When Mr. Moto appears, Boris becomes agitated and gives Dillaway a cigarette case made of silver inlaid with gunmetal, bearing a scenic design.
He leaves the train in Peking and is immediately picked up by Major Ahara of the Japanese Army, who wants to stop the cigarette case from getting to the Russians.
Gates finds Dillaway and Dr. Gilbreth captive by Hamby in the compound of a caravan trader named Holtz.
Hamby is negotiating the sale of the cigarette case between the Russians and the Japanese for Prince Wu, ruler of Ghuru Nor.
Moto and Japan win the rights to the Mongolian trade routes, thereby moving deeper into China.
Gates and Dillaway, the two Americans are oblivious to the machinations of the Japanese and the Russian armies as they wrestle for control of China.
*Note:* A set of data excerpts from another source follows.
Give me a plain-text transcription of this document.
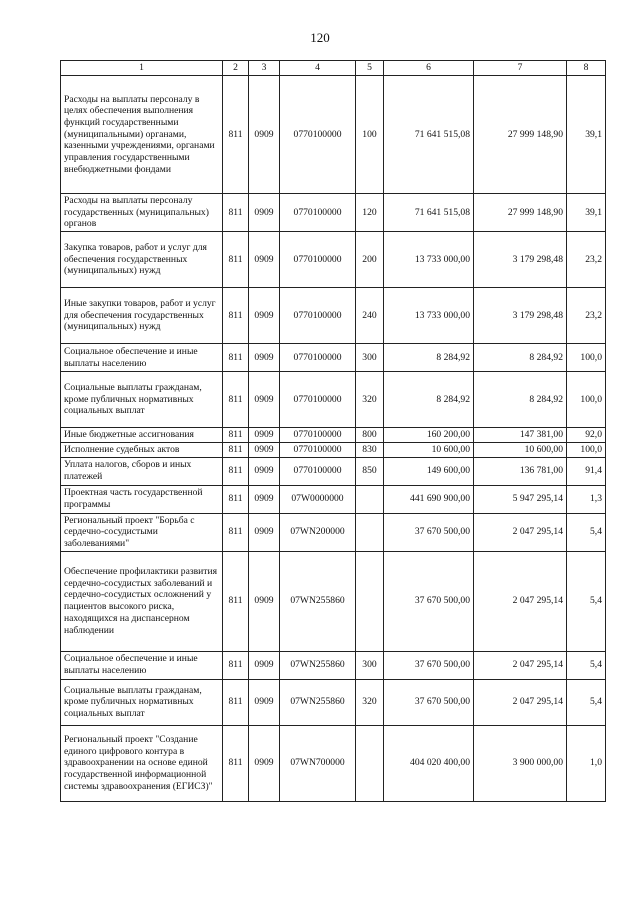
120
1	2	3	4	5	6	7	8
Расходы на выплаты персоналу в целях обеспечения выполнения функций государственными (муниципальными) органами, казенными учреждениями, органами управления государственными внебюджетными фондами	811	0909	0770100000	100	71 641 515,08	27 999 148,90	39,1
Расходы на выплаты персоналу государственных (муниципальных) органов	811	0909	0770100000	120	71 641 515,08	27 999 148,90	39,1
Закупка товаров, работ и услуг для обеспечения государственных (муниципальных) нужд	811	0909	0770100000	200	13 733 000,00	3 179 298,48	23,2
Иные закупки товаров, работ и услуг для обеспечения государственных (муниципальных) нужд	811	0909	0770100000	240	13 733 000,00	3 179 298,48	23,2
Социальное обеспечение и иные выплаты населению	811	0909	0770100000	300	8 284,92	8 284,92	100,0
Социальные выплаты гражданам, кроме публичных нормативных социальных выплат	811	0909	0770100000	320	8 284,92	8 284,92	100,0
Иные бюджетные ассигнования	811	0909	0770100000	800	160 200,00	147 381,00	92,0
Исполнение судебных актов	811	0909	0770100000	830	10 600,00	10 600,00	100,0
Уплата налогов, сборов и иных платежей	811	0909	0770100000	850	149 600,00	136 781,00	91,4
Проектная часть государственной программы	811	0909	07W0000000		441 690 900,00	5 947 295,14	1,3
Региональный проект "Борьба с сердечно-сосудистыми заболеваниями"	811	0909	07WN200000		37 670 500,00	2 047 295,14	5,4
Обеспечение профилактики развития сердечно-сосудистых заболеваний и сердечно-сосудистых осложнений у пациентов высокого риска, находящихся на диспансерном наблюдении	811	0909	07WN255860		37 670 500,00	2 047 295,14	5,4
Социальное обеспечение и иные выплаты населению	811	0909	07WN255860	300	37 670 500,00	2 047 295,14	5,4
Социальные выплаты гражданам, кроме публичных нормативных социальных выплат	811	0909	07WN255860	320	37 670 500,00	2 047 295,14	5,4
Региональный проект "Создание единого цифрового контура в здравоохранении на основе единой государственной информационной системы здравоохранения (ЕГИСЗ)"	811	0909	07WN700000		404 020 400,00	3 900 000,00	1,0
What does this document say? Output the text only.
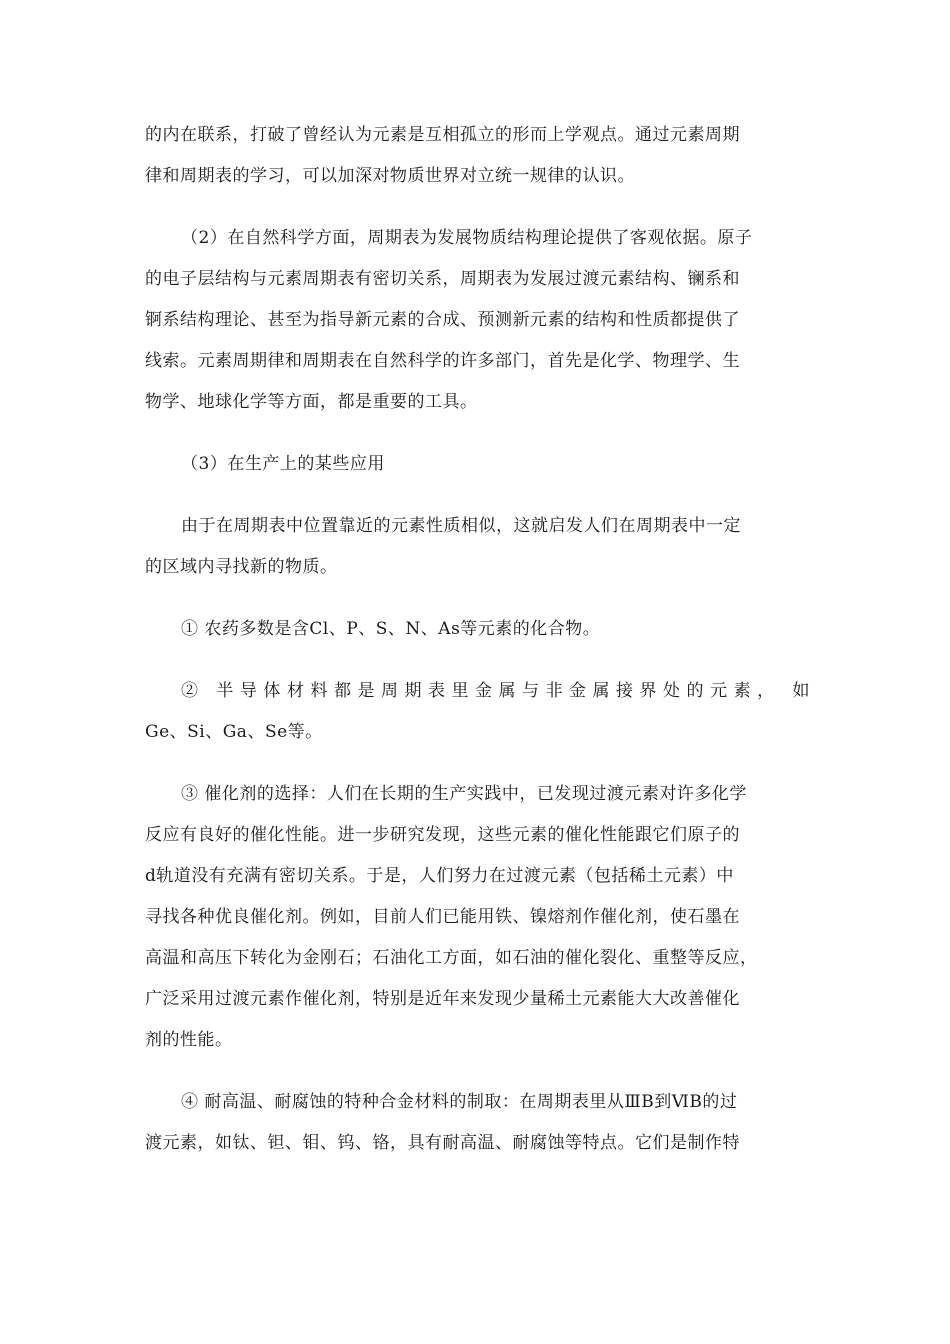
的内在联系，打破了曾经认为元素是互相孤立的形而上学观点。通过元素周期
律和周期表的学习，可以加深对物质世界对立统一规律的认识。

（2）在自然科学方面，周期表为发展物质结构理论提供了客观依据。原子
的电子层结构与元素周期表有密切关系，周期表为发展过渡元素结构、镧系和
锕系结构理论、甚至为指导新元素的合成、预测新元素的结构和性质都提供了
线索。元素周期律和周期表在自然科学的许多部门，首先是化学、物理学、生
物学、地球化学等方面，都是重要的工具。

（3）在生产上的某些应用

由于在周期表中位置靠近的元素性质相似，这就启发人们在周期表中一定
的区域内寻找新的物质。

① 农药多数是含Cl、P、S、N、As等元素的化合物。

② 半导体材料都是周期表里金属与非金属接界处的元素， 如
Ge、Si、Ga、Se等。

③ 催化剂的选择：人们在长期的生产实践中，已发现过渡元素对许多化学
反应有良好的催化性能。进一步研究发现，这些元素的催化性能跟它们原子的
d轨道没有充满有密切关系。于是，人们努力在过渡元素（包括稀土元素）中
寻找各种优良催化剂。例如，目前人们已能用铁、镍熔剂作催化剂，使石墨在
高温和高压下转化为金刚石；石油化工方面，如石油的催化裂化、重整等反应，
广泛采用过渡元素作催化剂，特别是近年来发现少量稀土元素能大大改善催化
剂的性能。

④ 耐高温、耐腐蚀的特种合金材料的制取：在周期表里从ⅢB到ⅥB的过
渡元素，如钛、钽、钼、钨、铬，具有耐高温、耐腐蚀等特点。它们是制作特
Millicent Bell, Marquand’s biographer said that Gates is, …a man under a cloud, whose mission to China is purely personal, and who is so indifferent to politics that he allows himself to be thought a Japanese spy.
This duality may have given the pre-WWII reading audience a chance to see the Japanese as multi-dimensional people at a time when Japan was still mysterious.